Possibly the oldest and certainly the most popular sport in Rome was chariot racing. Fortunes were won and lost by betting on the races. Successful charioteers earned themselves vast wealth and huge estates by their victories, but losers were treated as worthless - or mangled to death by the speeding chariots of the victors. The Romans viewed the dramatic races of the Circus as a peculiarly Roman invention. And yet the first Romans knew nothing of the chariot, still less of racing.
All the earliest accounts of Rome agree that there were no chariots in the young kingdom. Men fought on foot or rode horses to battle, but of the chariot there is no mention in any of the early sources. The oldest chariot so far found in central Italy was in a tomb in Regolini dating to about 650BC. The vehicle seems to have come from Greece, where chariots had been abandoned as a weapon of war about three centuries earlier, but were retained for ceremonial purposes and to allow a commander to get about the battlefield at speed. It was in the ceremonial role that they came to Italy, the early Romans using them in their triumphal processions.
The idea of racing lightweight chariots against each other seems to have emerged across central Italy in the 6th century BC, though whether it originated in Rome itself or somewhere else we have no way of knowing. Throughout central Italy, chariot and horse racing were held to be sacred to agricultural deities. Romulus, the founder of Rome, held a horse race in honour of the god Consus, patron of the harvest. Other races were held to honour Segesta, goddess of growing crops, and Ceres, goddess of corn. The original religious significance of the races has been lost, but was probably linked to rejuvenating the fertility of these deities. Equally obscure is the date at which chariot racing replaced horse racing in the ceremonies.

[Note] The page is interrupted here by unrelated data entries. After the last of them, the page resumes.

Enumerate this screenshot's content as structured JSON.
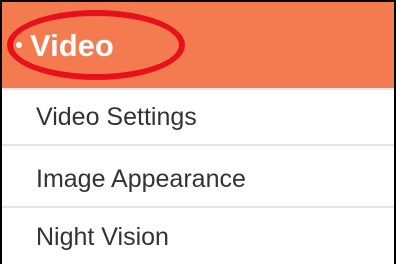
{
  "menu": {
    "header": {
      "label": "Video",
      "color": "#f47a4f"
    },
    "highlight_color": "#e8101a",
    "items": [
      {
        "label": "Video Settings"
      },
      {
        "label": "Image Appearance"
      },
      {
        "label": "Night Vision"
      }
    ]
  }
}
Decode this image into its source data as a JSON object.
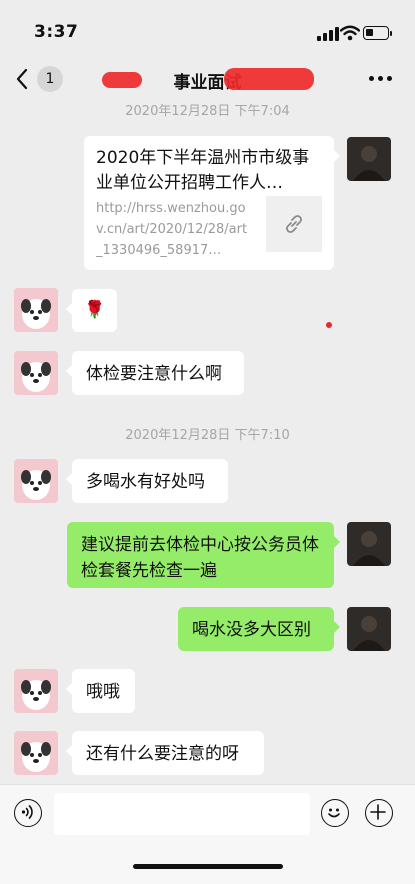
{
  "status_bar": {
    "time": "3:37"
  },
  "nav": {
    "unread_count": "1",
    "title": "事业面试"
  },
  "messages": {
    "ts1": "2020年12月28日 下午7:04",
    "link_title": "2020年下半年温州市市级事业单位公开招聘工作人…",
    "link_url": "http://hrss.wenzhou.gov.cn/art/2020/12/28/art_1330496_58917…",
    "rose": "🌹",
    "m1": "体检要注意什么啊",
    "ts2": "2020年12月28日 下午7:10",
    "m2": "多喝水有好处吗",
    "m3": "建议提前去体检中心按公务员体检套餐先检查一遍",
    "m4": "喝水没多大区别",
    "m5": "哦哦",
    "m6": "还有什么要注意的呀"
  },
  "input": {
    "placeholder": ""
  },
  "icons": {
    "back": "chevron-left-icon",
    "more": "more-dots-icon",
    "link": "link-icon",
    "voice": "voice-icon",
    "emoji": "emoji-icon",
    "plus": "plus-icon"
  },
  "colors": {
    "bubble_self": "#95ec69",
    "bubble_other": "#ffffff",
    "background": "#ededed"
  }
}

At first the chariots, horses and drivers were provided by the Roman knights, the lesser nobility who were citizens of wealth but who lacked aristocratic ancestry. Participation in the race was a religious duty which helped to ensure the future prosperity of the city. Later men were more concerned with winning and began to hire professional charioteers, or buy them if they were slaves. By the time the chariot races were first recorded in any great detail the earlier freelance drivers and team owners had been replaced by two large and wealthy teams, known as factiones, which were known by their colours: White and Red. About 30BC the Green faction was established and soon afterwards the Blues made an appearance. In the 80s AD the Emperor Domitian oversaw the establishment of two more factiones, the Purples and the Golds, but these new teams failed to attract much support among Romans and soon vanished.